É claro que falta descartar uma hipótese “científica”, altamente improvável: a de que a informação seja mesmo fornecida em medidas de ângulo, isto é, que pretendam assinalar a diferença espacial, em minutos e segundos, correspondente a um ângulo virtual, com vértice em Paris, em cujos lados se situem os ciclistas. Como a descodificação de semelhante informação seria demasidamente “complexa”, com fórmulas, senos, cossenos, algoritmos, tabelas de logaritmos, orientação assistida por GPS e até ângulos horários relativos ao tempo solar verdadeiro, é mais conveniente admitir que os produtores de informação querem mesmo explicitar tempos...
A questão é portanto elementar, embora não pareça. As medidas de tempo derivam do movimento de rotação da Terra, enquanto as medidas de ângulo plano derivam da abertura dos seus respectivos lados. Tomando a duração temporal do dia, a sua divisão em 24 partes iguais tem a designação de hora (h), que por sua vez se reparte em 60 minutos (min), cada um destes correspondendo a 60 segundos (s). As medidas de ângulo plano partem do raso (ou de meia-volta), dividido espacialmente em 180 partes iguais, cada uma das quais é denominada grau (o). Cada grau subdivide-se em 60 minutos (´) e cada um destes em 60 segundos (´´).

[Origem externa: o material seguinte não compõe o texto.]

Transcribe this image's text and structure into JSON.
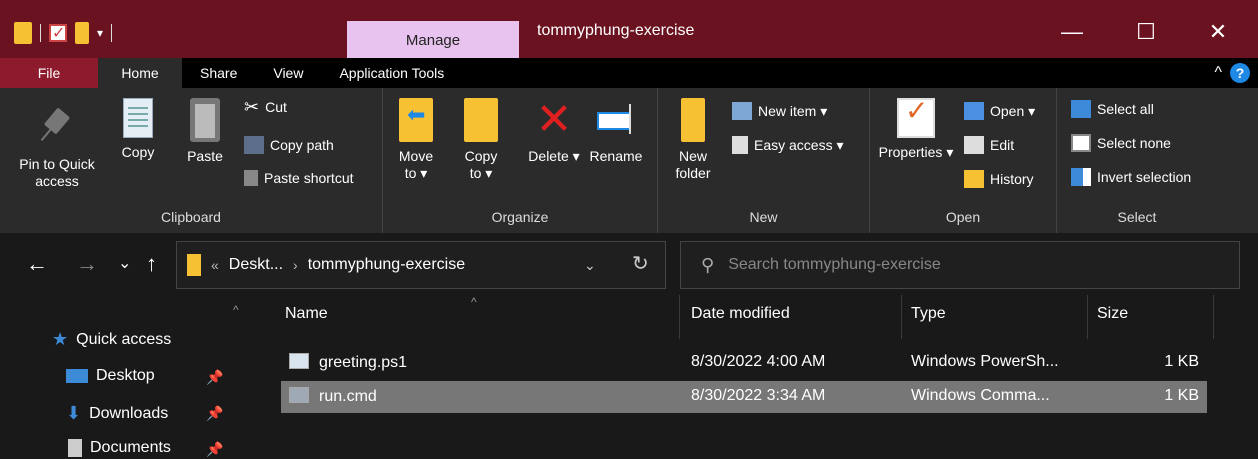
{
  "window": {
    "title": "tommyphung-exercise",
    "manage_tab": "Manage",
    "controls": {
      "minimize": "—",
      "maximize": "☐",
      "close": "✕"
    }
  },
  "quick_access_toolbar": {
    "icons": [
      "folder-icon",
      "properties-check-icon",
      "new-folder-icon"
    ],
    "dropdown": "▾"
  },
  "ribbon_tabs": [
    {
      "label": "File"
    },
    {
      "label": "Home",
      "active": true
    },
    {
      "label": "Share"
    },
    {
      "label": "View"
    },
    {
      "label": "Application Tools"
    }
  ],
  "ribbon_right": {
    "collapse": "^",
    "help": "?"
  },
  "ribbon": {
    "clipboard": {
      "label": "Clipboard",
      "pin": "Pin to Quick access",
      "copy": "Copy",
      "paste": "Paste",
      "cut": "Cut",
      "copy_path": "Copy path",
      "paste_shortcut": "Paste shortcut"
    },
    "organize": {
      "label": "Organize",
      "move_to": "Move to ▾",
      "copy_to": "Copy to ▾",
      "delete": "Delete ▾",
      "rename": "Rename"
    },
    "new": {
      "label": "New",
      "new_folder": "New folder",
      "new_item": "New item ▾",
      "easy_access": "Easy access ▾"
    },
    "open": {
      "label": "Open",
      "properties": "Properties ▾",
      "open": "Open ▾",
      "edit": "Edit",
      "history": "History"
    },
    "select": {
      "label": "Select",
      "select_all": "Select all",
      "select_none": "Select none",
      "invert_selection": "Invert selection"
    }
  },
  "address_bar": {
    "back": "←",
    "forward": "→",
    "recent": "⌄",
    "up": "↑",
    "overflow": "«",
    "crumb_parent": "Deskt...",
    "separator": "›",
    "crumb_current": "tommyphung-exercise",
    "dropdown": "⌄",
    "refresh": "↻"
  },
  "search": {
    "icon": "⚲",
    "placeholder": "Search tommyphung-exercise"
  },
  "nav_pane": {
    "quick_access": "Quick access",
    "items": [
      {
        "label": "Desktop",
        "icon": "desktop-icon",
        "pinned": true
      },
      {
        "label": "Downloads",
        "icon": "downloads-icon",
        "pinned": true
      },
      {
        "label": "Documents",
        "icon": "documents-icon",
        "pinned": true
      }
    ],
    "pin_glyph": "📌"
  },
  "file_list": {
    "columns": [
      "Name",
      "Date modified",
      "Type",
      "Size"
    ],
    "sort_indicator": "^",
    "rows": [
      {
        "name": "greeting.ps1",
        "date": "8/30/2022 4:00 AM",
        "type": "Windows PowerSh...",
        "size": "1 KB",
        "selected": false
      },
      {
        "name": "run.cmd",
        "date": "8/30/2022 3:34 AM",
        "type": "Windows Comma...",
        "size": "1 KB",
        "selected": true
      }
    ]
  },
  "colors": {
    "titlebar": "#6b1221",
    "file_tab": "#8e1a2d",
    "manage_tab": "#e9c3f0",
    "ribbon": "#2b2b2b",
    "background": "#191919",
    "selected_row": "#777777",
    "accent_blue": "#3d8ad8",
    "folder_yellow": "#f6c234",
    "delete_red": "#e02020"
  }
}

Tudo isto está devidamente oficializado internacionalmente, sem margem para qualquer equívoco. O Sistema Internacional de Unidades (SI), desenvolvido em 1960, foi adoptado pela imensa maioria dos países mundiais, constituindo uma forma moderna do antigo sistema métrico. Consiste num conjunto sistematizado e padronizado de definições para unidades de medida, concebido em torno de sete unidades básicas e da conveniência do número dez.
O SI aceita várias outras unidades que não pertencem a este sistema organizado (de relação decimal) e é precisamente esta outra “família” que abrange as medidas de tempo e de ângulos planos, os argumentos logarítmicos, os ângulos hiperbólicos, etc. Confesso que não percebo nada destes últimos...
Mas de coisas de tempo e de ângulos planos, como qualquer aluno da antiga 4.º classe, sei o suficiente para me indignar com a pública e repetida ostentação destes disparates.
Orientar-se-ão os senhores do Tour por algum Accordo Arythmetico similar ao nosso Ortographico? Sendo assim, estão desculpados!
António Martinó de Azevedo Coutinho
Nota complementar – Sinto-me na necessidade, expedita, de referir algo que pode no texto ser interpretado, eventualmente, como uma repetida gralha. O símbolo correcto de minuto/tempo, ao contrário do que habitualmente encontramos escrito ou até utilizamos, é min e não m. A razão, simples, lógica e convincente, é a de se evitar o estabelecimento de qualquer possibilidade de confusão com m (metro) e, sobretudo, com m (mês).